O economista José Paulo Guedes Pinto, professor da Universidade Federal do ABC e co-autor do estudo, explica: “O isolamento social, o não contato entre pessoas de diferentes localidades, a cultura das intervenções não farmacêuticas (lavar as mãos, usar máscaras), tudo isso restringe a rede de infecção do vírus e produz algumas bolhas locais de proteção. Então você tem, por exemplo, bairros em que poucas pessoas pegaram o novo coronavírus e, portanto, estão suscetíveis, mas têm pouco contato com bairros onde muitas pessoas pegaram e ainda estão transmitindo. Isso não é imunidade de rebanho: é um equilíbrio instável, que pode ser furado a qualquer momento”. Em outras palavras, o número de casos pode voltar a subir depois de certo tempo em queda.

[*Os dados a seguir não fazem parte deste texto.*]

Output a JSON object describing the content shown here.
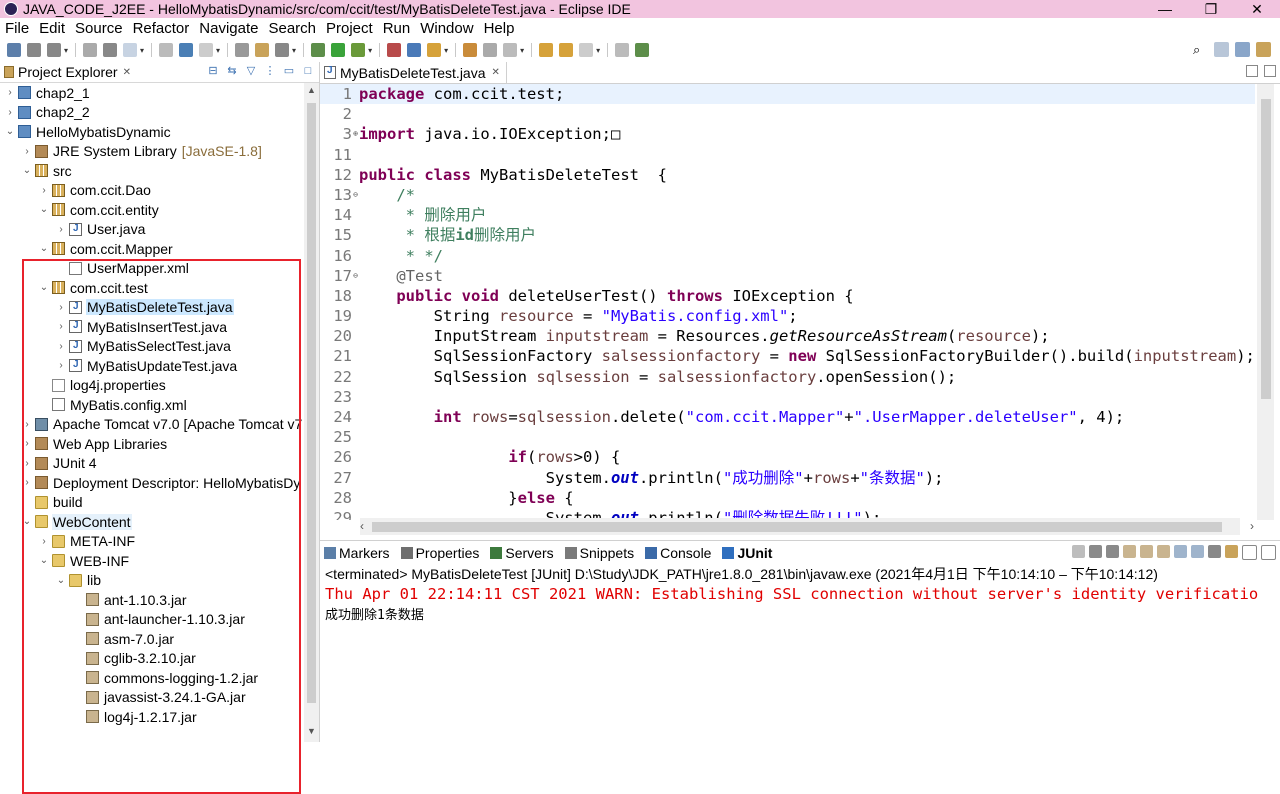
{
  "window": {
    "title": "JAVA_CODE_J2EE - HelloMybatisDynamic/src/com/ccit/test/MyBatisDeleteTest.java - Eclipse IDE"
  },
  "menu": [
    "File",
    "Edit",
    "Source",
    "Refactor",
    "Navigate",
    "Search",
    "Project",
    "Run",
    "Window",
    "Help"
  ],
  "explorer": {
    "title": "Project Explorer",
    "tree": [
      {
        "label": "chap2_1",
        "indent": 0,
        "arrow": "›",
        "icon": "project"
      },
      {
        "label": "chap2_2",
        "indent": 0,
        "arrow": "›",
        "icon": "project"
      },
      {
        "label": "HelloMybatisDynamic",
        "indent": 0,
        "arrow": "⌄",
        "icon": "project"
      },
      {
        "label": "JRE System Library",
        "decoration": "[JavaSE-1.8]",
        "indent": 1,
        "arrow": "›",
        "icon": "lib"
      },
      {
        "label": "src",
        "indent": 1,
        "arrow": "⌄",
        "icon": "pkg"
      },
      {
        "label": "com.ccit.Dao",
        "indent": 2,
        "arrow": "›",
        "icon": "pkg"
      },
      {
        "label": "com.ccit.entity",
        "indent": 2,
        "arrow": "⌄",
        "icon": "pkg"
      },
      {
        "label": "User.java",
        "indent": 3,
        "arrow": "›",
        "icon": "java"
      },
      {
        "label": "com.ccit.Mapper",
        "indent": 2,
        "arrow": "⌄",
        "icon": "pkg"
      },
      {
        "label": "UserMapper.xml",
        "indent": 3,
        "arrow": "",
        "icon": "xml"
      },
      {
        "label": "com.ccit.test",
        "indent": 2,
        "arrow": "⌄",
        "icon": "pkg"
      },
      {
        "label": "MyBatisDeleteTest.java",
        "indent": 3,
        "arrow": "›",
        "icon": "java",
        "selected": true
      },
      {
        "label": "MyBatisInsertTest.java",
        "indent": 3,
        "arrow": "›",
        "icon": "java"
      },
      {
        "label": "MyBatisSelectTest.java",
        "indent": 3,
        "arrow": "›",
        "icon": "java"
      },
      {
        "label": "MyBatisUpdateTest.java",
        "indent": 3,
        "arrow": "›",
        "icon": "java"
      },
      {
        "label": "log4j.properties",
        "indent": 2,
        "arrow": "",
        "icon": "props"
      },
      {
        "label": "MyBatis.config.xml",
        "indent": 2,
        "arrow": "",
        "icon": "xml"
      },
      {
        "label": "Apache Tomcat v7.0 [Apache Tomcat v7",
        "indent": 1,
        "arrow": "›",
        "icon": "server"
      },
      {
        "label": "Web App Libraries",
        "indent": 1,
        "arrow": "›",
        "icon": "lib"
      },
      {
        "label": "JUnit 4",
        "indent": 1,
        "arrow": "›",
        "icon": "lib"
      },
      {
        "label": "Deployment Descriptor: HelloMybatisDy",
        "indent": 1,
        "arrow": "›",
        "icon": "lib"
      },
      {
        "label": "build",
        "indent": 1,
        "arrow": "",
        "icon": "folder"
      },
      {
        "label": "WebContent",
        "indent": 1,
        "arrow": "⌄",
        "icon": "folder",
        "highlight": true
      },
      {
        "label": "META-INF",
        "indent": 2,
        "arrow": "›",
        "icon": "folder"
      },
      {
        "label": "WEB-INF",
        "indent": 2,
        "arrow": "⌄",
        "icon": "folder"
      },
      {
        "label": "lib",
        "indent": 3,
        "arrow": "⌄",
        "icon": "folder"
      },
      {
        "label": "ant-1.10.3.jar",
        "indent": 4,
        "arrow": "",
        "icon": "jar"
      },
      {
        "label": "ant-launcher-1.10.3.jar",
        "indent": 4,
        "arrow": "",
        "icon": "jar"
      },
      {
        "label": "asm-7.0.jar",
        "indent": 4,
        "arrow": "",
        "icon": "jar"
      },
      {
        "label": "cglib-3.2.10.jar",
        "indent": 4,
        "arrow": "",
        "icon": "jar"
      },
      {
        "label": "commons-logging-1.2.jar",
        "indent": 4,
        "arrow": "",
        "icon": "jar"
      },
      {
        "label": "javassist-3.24.1-GA.jar",
        "indent": 4,
        "arrow": "",
        "icon": "jar"
      },
      {
        "label": "log4j-1.2.17.jar",
        "indent": 4,
        "arrow": "",
        "icon": "jar"
      }
    ]
  },
  "editor": {
    "tab": "MyBatisDeleteTest.java",
    "lines": [
      {
        "n": "1",
        "fold": "",
        "current": true,
        "html": "<span class='kw'>package</span> com.ccit.test;"
      },
      {
        "n": "2",
        "fold": "",
        "html": ""
      },
      {
        "n": "3",
        "fold": "⊕",
        "html": "<span class='kw'>import</span> java.io.IOException;□"
      },
      {
        "n": "11",
        "fold": "",
        "html": ""
      },
      {
        "n": "12",
        "fold": "",
        "html": "<span class='kw'>public</span> <span class='kw'>class</span> MyBatisDeleteTest  {"
      },
      {
        "n": "13",
        "fold": "⊖",
        "html": "    <span class='cmt'>/*</span>"
      },
      {
        "n": "14",
        "fold": "",
        "html": "<span class='cmt'>     * 删除用户</span>"
      },
      {
        "n": "15",
        "fold": "",
        "html": "<span class='cmt'>     * 根据<b>id</b>删除用户</span>"
      },
      {
        "n": "16",
        "fold": "",
        "html": "<span class='cmt'>     * */</span>"
      },
      {
        "n": "17",
        "fold": "⊖",
        "html": "    <span class='ann'>@Test</span>"
      },
      {
        "n": "18",
        "fold": "",
        "html": "    <span class='kw'>public</span> <span class='kw'>void</span> deleteUserTest() <span class='kw'>throws</span> IOException {"
      },
      {
        "n": "19",
        "fold": "",
        "html": "        String <span class='var'>resource</span> = <span class='str'>\"MyBatis.config.xml\"</span>;"
      },
      {
        "n": "20",
        "fold": "",
        "html": "        InputStream <span class='var'>inputstream</span> = Resources.<span class='ital'>getResourceAsStream</span>(<span class='var'>resource</span>);"
      },
      {
        "n": "21",
        "fold": "",
        "html": "        SqlSessionFactory <span class='var'>salsessionfactory</span> = <span class='kw'>new</span> SqlSessionFactoryBuilder().build(<span class='var'>inputstream</span>);"
      },
      {
        "n": "22",
        "fold": "",
        "html": "        SqlSession <span class='var'>sqlsession</span> = <span class='var'>salsessionfactory</span>.openSession();"
      },
      {
        "n": "23",
        "fold": "",
        "html": ""
      },
      {
        "n": "24",
        "fold": "",
        "html": "        <span class='kw'>int</span> <span class='var'>rows</span>=<span class='var'>sqlsession</span>.delete(<span class='str'>\"com.ccit.Mapper\"</span>+<span class='str'>\".UserMapper.deleteUser\"</span>, 4);"
      },
      {
        "n": "25",
        "fold": "",
        "html": ""
      },
      {
        "n": "26",
        "fold": "",
        "html": "                <span class='kw'>if</span>(<span class='var'>rows</span>&gt;0) {"
      },
      {
        "n": "27",
        "fold": "",
        "html": "                    System.<span class='fld'>out</span>.println(<span class='str'>\"成功删除\"</span>+<span class='var'>rows</span>+<span class='str'>\"条数据\"</span>);"
      },
      {
        "n": "28",
        "fold": "",
        "html": "                }<span class='kw'>else</span> {"
      },
      {
        "n": "29",
        "fold": "",
        "html": "                    System.<span class='fld'>out</span>.println(<span class='str'>\"删除数据失败!!!\"</span>);"
      }
    ]
  },
  "console": {
    "tabs": [
      {
        "label": "Markers",
        "icon": "#5b7fa8"
      },
      {
        "label": "Properties",
        "icon": "#6f6f6f"
      },
      {
        "label": "Servers",
        "icon": "#3d7a3d"
      },
      {
        "label": "Snippets",
        "icon": "#7a7a7a"
      },
      {
        "label": "Console",
        "icon": "#3b6aa8",
        "active": true
      },
      {
        "label": "JUnit",
        "icon": "#2f6fbf",
        "bold": true
      }
    ],
    "status": "<terminated> MyBatisDeleteTest [JUnit] D:\\Study\\JDK_PATH\\jre1.8.0_281\\bin\\javaw.exe  (2021年4月1日 下午10:14:10 – 下午10:14:12)",
    "output_err": "Thu Apr 01 22:14:11 CST 2021 WARN: Establishing SSL connection without server's identity verificatio",
    "output_ok": "成功删除1条数据"
  }
}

Portanto, a desaceleração da transmissão da COVID-19, embora esperada, não pode ser vista como indício de que a pandemia vai se controlar naturalmente. O vírus continuará circulando, provavelmente, por um bom tempo, deixando pessoas doentes e causando mortes. “Temos que pensar em como conviver com isso e como proteger as pessoas mais vulneráveis”, opina Magalhães.

Pinto completa: “Para atingir de fato a imunidade de rebanho, é preciso desenvolver uma vacina que seja eficaz para a maioria das pessoas, que desenvolva uma imunidade estável e previsível, e vacinar a maior parte da população. E hoje a gente está longe disso”. Bittencourt também concorda. “A vacina seria a principal estratégia de controle da doença no longo prazo. Nada substitui uma vacina”, conclui.